What inspires me about Coyolxauhqui is how fierce of a female warrior she is, how she challenges the authority of her mother, and then of course her brother finds out what she plans to do and beheads her and throws her down Coatepec Hill, and that is how Coyolxauhqui gets dismembered. But this book also honors my mother. Without her, the book would not have won the Latino Book Award, nor the Golden medal for The Juan Felipe Herrera Best poetry book written in English, because she is the illustrator of the collection. This is my greatest source of pride. That the spirit of the book is best embodied in the illustrations produced by a painter and sculptor from Mexico City, Perla Temoltzin, who happens to be my mother but is a great artist in her own right, and whose style of painting is inspired by the Aztec códices. I was very fortunate to team up with her thanks to the publisher, who suggested this extraordinary collaboration. I think this artistic unity of painted and written story is part of why it has resonated so much with readers.

Violeta, you’ve said that the title and cover of The Broken Woman Diaries draws from roots in Aztec mythology and the goddess Coyolxauhqui as well as Simone de Beauvoir’s Broken Woman. How did you first decide to incorporate these into The Broken Woman Diaries and what role does heritage play in your poetry?

Violeta: I have been writing since I was a child and I already had a book out in Mexico City, but The Broken Woman Diaries really feels like my debut poetry collection, because it was the first time I had written without fear of being escandalosa. Sandra Cisneros' Loose Woman poetry collection and Gloria Anzaldúa's Borderlands/La frontera guided me in writing with my two heritages and tongues, both of which have been inscribed into my body since I was a baby, one by my mother, the other one by my father. I have two native languages, and my attachment for them is equally strong. I was not born with a single heritage, and it was my duty to honor my father tongue, English, which was the language I spoke to my father in Mexico City until I was 14 years old, the language in which he read to me my bedtime stories and that later became the literature that most influenced me. In a sense it could be said I was raised half Chicana, reading mostly American and Mexican literature, and pretty much world literature written in English, so I always felt part of that conversation. It was kind of a secret language my dad and I used to speak about my monolingual Spanish speaking family on my mum's side when they were in the same room and we didn't want them to hear us. A secret code in which I could say whatever I wanted, felt fully free to write without the censorship of the Mexican state authorities. This is something the Chicanas have excelled at, sticking out their tongue at misogynistic catholic gender scripts and rewriting the Mexican (and American) literary tradition, creating a version of oversexed, naughty, irreverent, hedonistic women. I needed that to breathe, to become whole as an artist, to push the limits of the way female sexuality was written about in Mexico while I was growing up there.

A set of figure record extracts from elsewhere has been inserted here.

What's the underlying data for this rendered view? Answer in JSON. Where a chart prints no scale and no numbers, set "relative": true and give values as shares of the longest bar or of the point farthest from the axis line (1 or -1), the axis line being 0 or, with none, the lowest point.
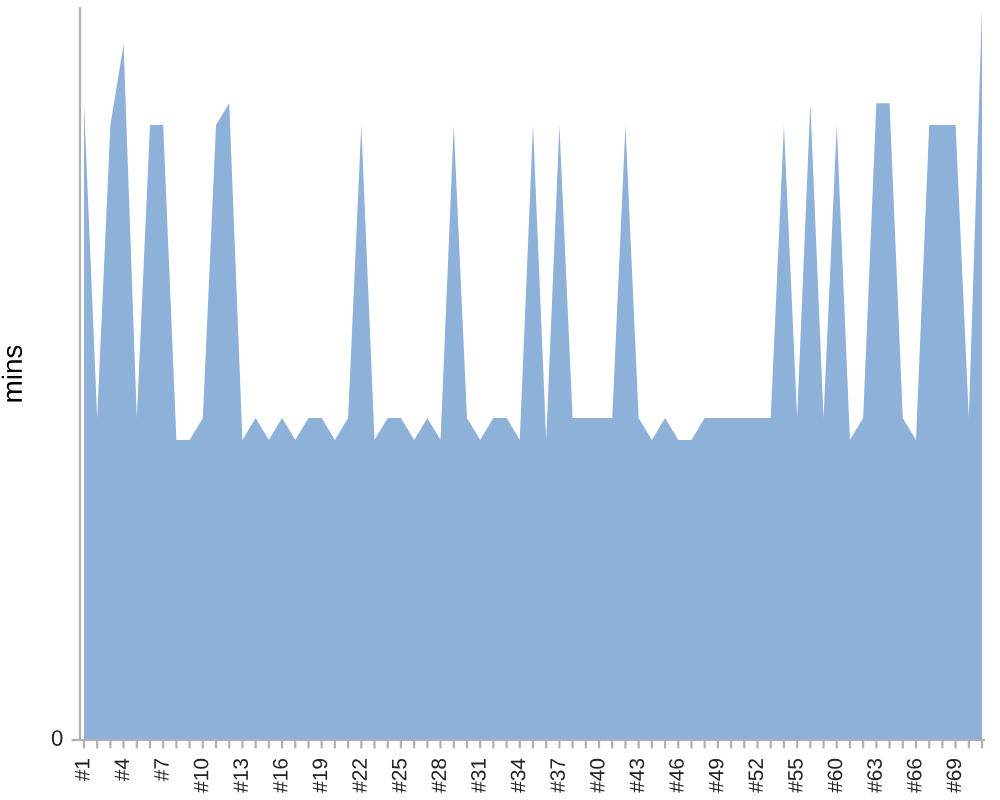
{
  "chart_data": {
    "type": "area",
    "relative": true,
    "ylabel": "mins",
    "color": "#8eb1da",
    "annotations": [
      "0"
    ],
    "categories": [
      "#1",
      null,
      null,
      "#4",
      null,
      null,
      "#7",
      null,
      null,
      "#10",
      null,
      null,
      "#13",
      null,
      null,
      "#16",
      null,
      null,
      "#19",
      null,
      null,
      "#22",
      null,
      null,
      "#25",
      null,
      null,
      "#28",
      null,
      null,
      "#31",
      null,
      null,
      "#34",
      null,
      null,
      "#37",
      null,
      null,
      "#40",
      null,
      null,
      "#43",
      null,
      null,
      "#46",
      null,
      null,
      "#49",
      null,
      null,
      "#52",
      null,
      null,
      "#55",
      null,
      null,
      "#60",
      null,
      null,
      "#63",
      null,
      null,
      "#66",
      null,
      null,
      "#69",
      null,
      null
    ],
    "values": [
      0.87,
      0.44,
      0.84,
      0.95,
      0.44,
      0.84,
      0.84,
      0.41,
      0.41,
      0.44,
      0.84,
      0.87,
      0.41,
      0.44,
      0.41,
      0.44,
      0.41,
      0.44,
      0.44,
      0.41,
      0.44,
      0.84,
      0.41,
      0.44,
      0.44,
      0.41,
      0.44,
      0.41,
      0.84,
      0.44,
      0.41,
      0.44,
      0.44,
      0.41,
      0.84,
      0.41,
      0.84,
      0.44,
      0.44,
      0.44,
      0.44,
      0.84,
      0.44,
      0.41,
      0.44,
      0.41,
      0.41,
      0.44,
      0.44,
      0.44,
      0.44,
      0.44,
      0.44,
      0.84,
      0.44,
      0.87,
      0.44,
      0.84,
      0.41,
      0.44,
      0.87,
      0.87,
      0.44,
      0.41,
      0.84,
      0.84,
      0.84,
      0.44,
      1
    ]
  }
}
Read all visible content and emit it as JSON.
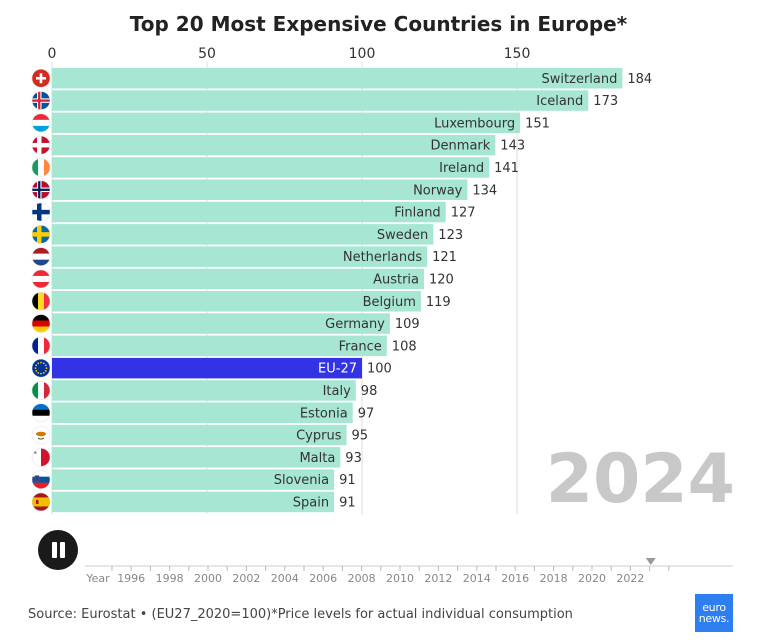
{
  "title": "Top 20 Most Expensive Countries in Europe*",
  "year": "2024",
  "source": "Source: Eurostat • (EU27_2020=100)*Price levels for actual individual consumption",
  "logo": {
    "line1": "euro",
    "line2": "news."
  },
  "controls": {
    "play_state_icon": "pause-icon"
  },
  "timeline": {
    "axis_label": "Year",
    "labels": [
      "1996",
      "1998",
      "2000",
      "2002",
      "2004",
      "2006",
      "2008",
      "2010",
      "2012",
      "2014",
      "2016",
      "2018",
      "2020",
      "2022"
    ],
    "start_year": 1995,
    "end_year": 2024,
    "current_year": 2024
  },
  "colors": {
    "bar": "#a6e6d3",
    "highlight": "#3333e6",
    "grid": "#dcdcdc"
  },
  "chart_data": {
    "type": "bar",
    "orientation": "horizontal",
    "title": "Top 20 Most Expensive Countries in Europe*",
    "xlim": [
      0,
      190
    ],
    "xticks": [
      0,
      50,
      100,
      150
    ],
    "x_axis_position": "top",
    "grid": true,
    "highlight": "EU-27",
    "categories": [
      "Switzerland",
      "Iceland",
      "Luxembourg",
      "Denmark",
      "Ireland",
      "Norway",
      "Finland",
      "Sweden",
      "Netherlands",
      "Austria",
      "Belgium",
      "Germany",
      "France",
      "EU-27",
      "Italy",
      "Estonia",
      "Cyprus",
      "Malta",
      "Slovenia",
      "Spain"
    ],
    "values": [
      184,
      173,
      151,
      143,
      141,
      134,
      127,
      123,
      121,
      120,
      119,
      109,
      108,
      100,
      98,
      97,
      95,
      93,
      91,
      91
    ],
    "flags": [
      "switzerland-flag-icon",
      "iceland-flag-icon",
      "luxembourg-flag-icon",
      "denmark-flag-icon",
      "ireland-flag-icon",
      "norway-flag-icon",
      "finland-flag-icon",
      "sweden-flag-icon",
      "netherlands-flag-icon",
      "austria-flag-icon",
      "belgium-flag-icon",
      "germany-flag-icon",
      "france-flag-icon",
      "eu-flag-icon",
      "italy-flag-icon",
      "estonia-flag-icon",
      "cyprus-flag-icon",
      "malta-flag-icon",
      "slovenia-flag-icon",
      "spain-flag-icon"
    ]
  }
}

Manuel, you’ve described poetry as a “sister to music.” How would you describe the rhythm and melody of your works? Have they changed over time?

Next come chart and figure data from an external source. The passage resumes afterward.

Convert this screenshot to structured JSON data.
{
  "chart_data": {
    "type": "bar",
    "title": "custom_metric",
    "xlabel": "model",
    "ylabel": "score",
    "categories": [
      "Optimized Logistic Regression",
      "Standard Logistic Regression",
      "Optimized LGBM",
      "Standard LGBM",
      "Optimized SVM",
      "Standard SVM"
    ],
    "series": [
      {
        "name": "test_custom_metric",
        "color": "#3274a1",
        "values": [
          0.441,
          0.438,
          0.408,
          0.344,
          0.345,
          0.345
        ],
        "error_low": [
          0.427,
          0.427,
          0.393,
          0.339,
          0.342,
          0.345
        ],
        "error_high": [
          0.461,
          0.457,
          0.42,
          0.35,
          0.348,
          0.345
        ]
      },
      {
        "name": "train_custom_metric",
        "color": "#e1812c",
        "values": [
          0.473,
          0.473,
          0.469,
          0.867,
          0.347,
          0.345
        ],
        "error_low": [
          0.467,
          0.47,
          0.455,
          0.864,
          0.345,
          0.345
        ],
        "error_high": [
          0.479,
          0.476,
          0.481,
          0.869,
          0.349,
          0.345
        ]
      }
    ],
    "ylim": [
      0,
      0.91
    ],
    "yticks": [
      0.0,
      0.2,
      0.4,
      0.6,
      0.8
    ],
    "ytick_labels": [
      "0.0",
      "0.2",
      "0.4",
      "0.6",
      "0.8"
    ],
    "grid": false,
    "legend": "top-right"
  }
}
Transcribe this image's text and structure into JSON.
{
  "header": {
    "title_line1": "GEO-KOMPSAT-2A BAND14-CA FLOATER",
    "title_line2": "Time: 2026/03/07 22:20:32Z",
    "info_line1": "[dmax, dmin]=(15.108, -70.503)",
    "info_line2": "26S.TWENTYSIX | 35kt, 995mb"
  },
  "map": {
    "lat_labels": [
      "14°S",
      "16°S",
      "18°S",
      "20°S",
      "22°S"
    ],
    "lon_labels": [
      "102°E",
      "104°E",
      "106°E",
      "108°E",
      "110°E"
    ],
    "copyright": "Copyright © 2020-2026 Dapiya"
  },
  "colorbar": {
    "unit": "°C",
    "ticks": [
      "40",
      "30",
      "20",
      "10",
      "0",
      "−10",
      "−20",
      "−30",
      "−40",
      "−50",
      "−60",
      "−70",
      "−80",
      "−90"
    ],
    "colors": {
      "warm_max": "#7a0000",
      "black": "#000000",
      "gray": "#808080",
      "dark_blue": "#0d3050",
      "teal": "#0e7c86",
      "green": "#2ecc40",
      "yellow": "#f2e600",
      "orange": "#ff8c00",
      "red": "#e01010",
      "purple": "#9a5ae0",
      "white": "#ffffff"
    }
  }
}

Manuel: Yes, they have. And they will continue changing over time. My poems have become shorter, more precise, and somehow slower. I can see my past work and smile, but I wouldn’t be able to write those poems today. My inner rhythm and some of my interests have changed.

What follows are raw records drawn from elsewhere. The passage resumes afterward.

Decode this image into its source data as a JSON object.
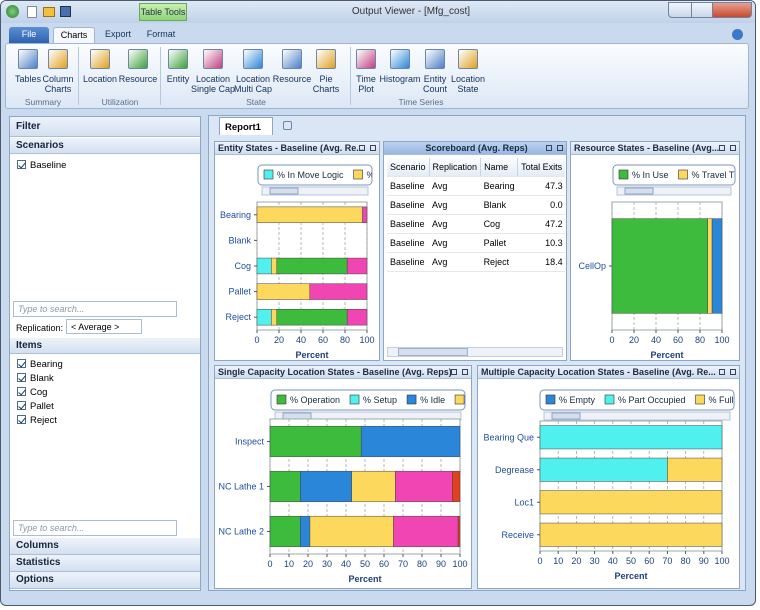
{
  "window": {
    "title": "Output Viewer - [Mfg_cost]",
    "context_tab": "Table Tools"
  },
  "ribbon": {
    "tabs": [
      "File",
      "Charts",
      "Export",
      "Format"
    ],
    "groups": [
      {
        "label": "Summary",
        "buttons": [
          [
            "Tables"
          ],
          [
            "Column",
            "Charts"
          ]
        ]
      },
      {
        "label": "Utilization",
        "buttons": [
          [
            "Location"
          ],
          [
            "Resource"
          ]
        ]
      },
      {
        "label": "State",
        "buttons": [
          [
            "Entity"
          ],
          [
            "Location",
            "Single Cap"
          ],
          [
            "Location",
            "Multi Cap"
          ],
          [
            "Resource"
          ],
          [
            "Pie",
            "Charts"
          ]
        ]
      },
      {
        "label": "Time Series",
        "buttons": [
          [
            "Time",
            "Plot"
          ],
          [
            "Histogram"
          ],
          [
            "Entity",
            "Count"
          ],
          [
            "Location",
            "State"
          ]
        ]
      }
    ]
  },
  "filter": {
    "title": "Filter",
    "scenarios_header": "Scenarios",
    "scenarios": [
      "Baseline"
    ],
    "search_placeholder": "Type to search...",
    "replication_label": "Replication:",
    "replication_value": "< Average >",
    "items_header": "Items",
    "items": [
      "Bearing",
      "Blank",
      "Cog",
      "Pallet",
      "Reject"
    ],
    "search_placeholder_2": "Type to search...",
    "sections": [
      "Columns",
      "Statistics",
      "Options"
    ]
  },
  "report_tab": "Report1",
  "scoreboard": {
    "title": "Scoreboard (Avg. Reps)",
    "columns": [
      "Scenario",
      "Replication",
      "Name",
      "Total Exits"
    ],
    "rows": [
      [
        "Baseline",
        "Avg",
        "Bearing",
        "47.3"
      ],
      [
        "Baseline",
        "Avg",
        "Blank",
        "0.0"
      ],
      [
        "Baseline",
        "Avg",
        "Cog",
        "47.2"
      ],
      [
        "Baseline",
        "Avg",
        "Pallet",
        "10.3"
      ],
      [
        "Baseline",
        "Avg",
        "Reject",
        "18.4"
      ]
    ]
  },
  "chart_data": [
    {
      "type": "bar",
      "orientation": "horizontal",
      "stacked": true,
      "title": "Entity States - Baseline (Avg. Re...",
      "xlabel": "Percent",
      "categories": [
        "Bearing",
        "Blank",
        "Cog",
        "Pallet",
        "Reject"
      ],
      "series": [
        {
          "name": "% In Move Logic",
          "color": "#4ff0ee",
          "values": [
            0,
            0,
            13,
            0,
            13
          ]
        },
        {
          "name": "%",
          "color": "#fcd85c",
          "values": [
            96,
            0,
            5,
            48,
            5
          ]
        },
        {
          "color": "#3dbb3d",
          "values": [
            0,
            0,
            64,
            0,
            64
          ]
        },
        {
          "color": "#f245b4",
          "values": [
            4,
            0,
            18,
            52,
            18
          ]
        }
      ],
      "xlim": [
        0,
        100
      ],
      "xticks": [
        0,
        20,
        40,
        60,
        80,
        100
      ],
      "grid": true
    },
    {
      "type": "bar",
      "orientation": "horizontal",
      "stacked": true,
      "title": "Resource States - Baseline (Avg...",
      "xlabel": "Percent",
      "categories": [
        "CellOp"
      ],
      "series": [
        {
          "name": "% In Use",
          "color": "#3dbb3d",
          "values": [
            87
          ]
        },
        {
          "name": "% Travel T",
          "color": "#fcd85c",
          "values": [
            4
          ]
        },
        {
          "color": "#2a86d8",
          "values": [
            9
          ]
        }
      ],
      "xlim": [
        0,
        100
      ],
      "xticks": [
        0,
        20,
        40,
        60,
        80,
        100
      ],
      "grid": true
    },
    {
      "type": "bar",
      "orientation": "horizontal",
      "stacked": true,
      "title": "Single Capacity Location States - Baseline (Avg. Reps)",
      "xlabel": "Percent",
      "categories": [
        "Inspect",
        "NC Lathe 1",
        "NC Lathe 2"
      ],
      "series": [
        {
          "name": "% Operation",
          "color": "#3dbb3d",
          "values": [
            48,
            16,
            16
          ]
        },
        {
          "name": "% Setup",
          "color": "#4ff0ee",
          "values": [
            0,
            0,
            0
          ]
        },
        {
          "name": "% Idle",
          "color": "#2a86d8",
          "values": [
            52,
            27,
            5
          ]
        },
        {
          "name": "S",
          "color": "#fcd85c",
          "values": [
            0,
            23,
            44
          ]
        },
        {
          "color": "#f245b4",
          "values": [
            0,
            30,
            34
          ]
        },
        {
          "color": "#e2401e",
          "values": [
            0,
            4,
            1
          ]
        }
      ],
      "xlim": [
        0,
        100
      ],
      "xticks": [
        0,
        10,
        20,
        30,
        40,
        50,
        60,
        70,
        80,
        90,
        100
      ],
      "grid": true
    },
    {
      "type": "bar",
      "orientation": "horizontal",
      "stacked": true,
      "title": "Multiple Capacity Location States - Baseline (Avg. Re...",
      "xlabel": "Percent",
      "categories": [
        "Bearing Que",
        "Degrease",
        "Loc1",
        "Receive"
      ],
      "series": [
        {
          "name": "% Empty",
          "color": "#2a86d8",
          "values": [
            0,
            0,
            0,
            0
          ]
        },
        {
          "name": "% Part Occupied",
          "color": "#4ff0ee",
          "values": [
            100,
            70,
            0,
            0
          ]
        },
        {
          "name": "% Full",
          "color": "#fcd85c",
          "values": [
            0,
            30,
            100,
            100
          ]
        }
      ],
      "xlim": [
        0,
        100
      ],
      "xticks": [
        0,
        10,
        20,
        30,
        40,
        50,
        60,
        70,
        80,
        90,
        100
      ],
      "grid": true
    }
  ]
}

Manuel, your published writings have spanned continents, from Before the mystery published in El Salvador to being printed in Angola’s Jornal de Angola. Describe how that experience has been sharing your writing across countries and cultures.

Manuel: I have been lucky to find readers, publishers and translators in places I have never visited. My poetry has been in more places than myself, and I consider that lucky. It is a humbling, surprising experience. People's interest in the things I write in solitude, is always unexpected.